Welcome to our dedicated page for Avidity Biosciences news (Ticker: RNA), a resource for investors and traders seeking the latest updates and insights on Avidity Biosciences stock.
Avidity Biosciences (RNA) pioneers RNA-targeted therapies through its innovative Antibody Oligonucleotide Conjugate platform, addressing rare neuromuscular diseases and precision cardiology. This news hub provides investors and researchers with essential updates on clinical developments, regulatory milestones, and strategic partnerships.
Access real-time information about the company’s lead programs including del-desiran for myotonic dystrophy and emerging cardiology candidates. Our curated news collection features verified press releases, earnings call analyses, and expert commentary on therapeutic advancements.
Key updates include Phase 1/2 trial results, FDA designations, intellectual property developments, and research collaborations. Bookmark this page for structured access to critical updates about RNA’s progress in delivering transformative genetic medicines.
Avidity Biosciences reported their first-quarter 2024 financial results and recent highlights, including the initiation of a global Phase 3 trial for del-desiran in DM1, positive long-term del-desiran data showing disease progression reversal in DM1 patients, and a cash position of $915 million. The company also received Breakthrough Therapy designation from the FDA for del-desiran and announced positive data from their FSHD and DMD44 trials. They raised $400 million through an equity raise and plan to share more data from ongoing trials later in the year.
Avidity Biosciences, Inc. (Nasdaq: RNA) will participate in the BofA Securities 2024 Health Care Conference on May 15. The company focuses on RNA therapeutics known as Antibody Oligonucleotide Conjugates (AOCs™).
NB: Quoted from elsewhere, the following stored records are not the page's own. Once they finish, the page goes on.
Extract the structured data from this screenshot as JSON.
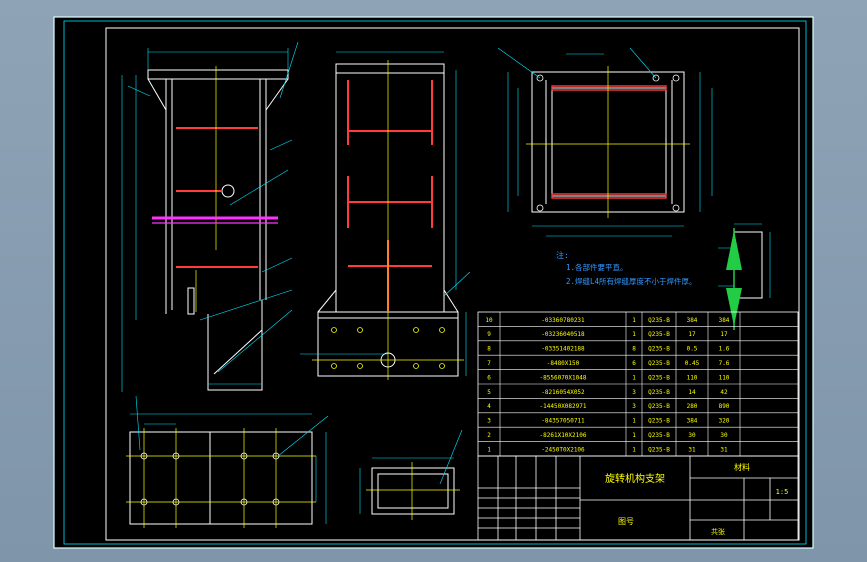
{
  "drawing": {
    "title_cn": "旋转机构支架",
    "drawing_no_label": "图号",
    "material_label": "材料",
    "scale_value": "1:5",
    "sheet_label": "共张",
    "notes_heading": "注:",
    "notes": [
      "1.各部件要平直。",
      "2.焊缝L4所有焊缝厚度不小于焊件厚。"
    ]
  },
  "colors": {
    "background": "#000000",
    "frame": "#ffffff",
    "border": "#00e5ff",
    "dims": "#00e5ff",
    "outline": "#ffffff",
    "centerline": "#ffff00",
    "hidden": "#ff3b3b",
    "note": "#3399ff",
    "highlight": "#ff33ff",
    "arrow": "#22cc44"
  },
  "bom": {
    "rows": [
      {
        "no": "10",
        "code": "-03360780231",
        "qty": "1",
        "mat": "Q235-B",
        "w1": "384",
        "w2": "384"
      },
      {
        "no": "9",
        "code": "-03236040518",
        "qty": "1",
        "mat": "Q235-B",
        "w1": "17",
        "w2": "17"
      },
      {
        "no": "8",
        "code": "-03351402188",
        "qty": "8",
        "mat": "Q235-B",
        "w1": "0.5",
        "w2": "1.6"
      },
      {
        "no": "7",
        "code": "-8480X150",
        "qty": "6",
        "mat": "Q235-B",
        "w1": "0.45",
        "w2": "7.6"
      },
      {
        "no": "6",
        "code": "-8556070X1048",
        "qty": "1",
        "mat": "Q235-B",
        "w1": "110",
        "w2": "110"
      },
      {
        "no": "5",
        "code": "-8216054X052",
        "qty": "3",
        "mat": "Q235-B",
        "w1": "14",
        "w2": "42"
      },
      {
        "no": "4",
        "code": "-14450X082971",
        "qty": "3",
        "mat": "Q235-B",
        "w1": "280",
        "w2": "890"
      },
      {
        "no": "3",
        "code": "-84357050711",
        "qty": "1",
        "mat": "Q235-B",
        "w1": "384",
        "w2": "320"
      },
      {
        "no": "2",
        "code": "-8261X10X2106",
        "qty": "1",
        "mat": "Q235-B",
        "w1": "30",
        "w2": "30"
      },
      {
        "no": "1",
        "code": "-2450T0X2106",
        "qty": "1",
        "mat": "Q235-B",
        "w1": "31",
        "w2": "31"
      }
    ]
  }
}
The event will be live-streamed and archived on the company's website.
Avidity Biosciences, Inc. (Nasdaq: RNA) has received FDA Breakthrough Therapy designation for delpacibart etedesiran (AOC 1001) for treating Myotonic Dystrophy Type 1. The company is starting a global Phase 3 HARBOR study for del-desiran this quarter. Data from MARINA-OLE showed reversal of disease progression in DM1 patients. Del-desiran aims to address the root cause of DM1, a fatal neuromuscular disease with no approved treatments.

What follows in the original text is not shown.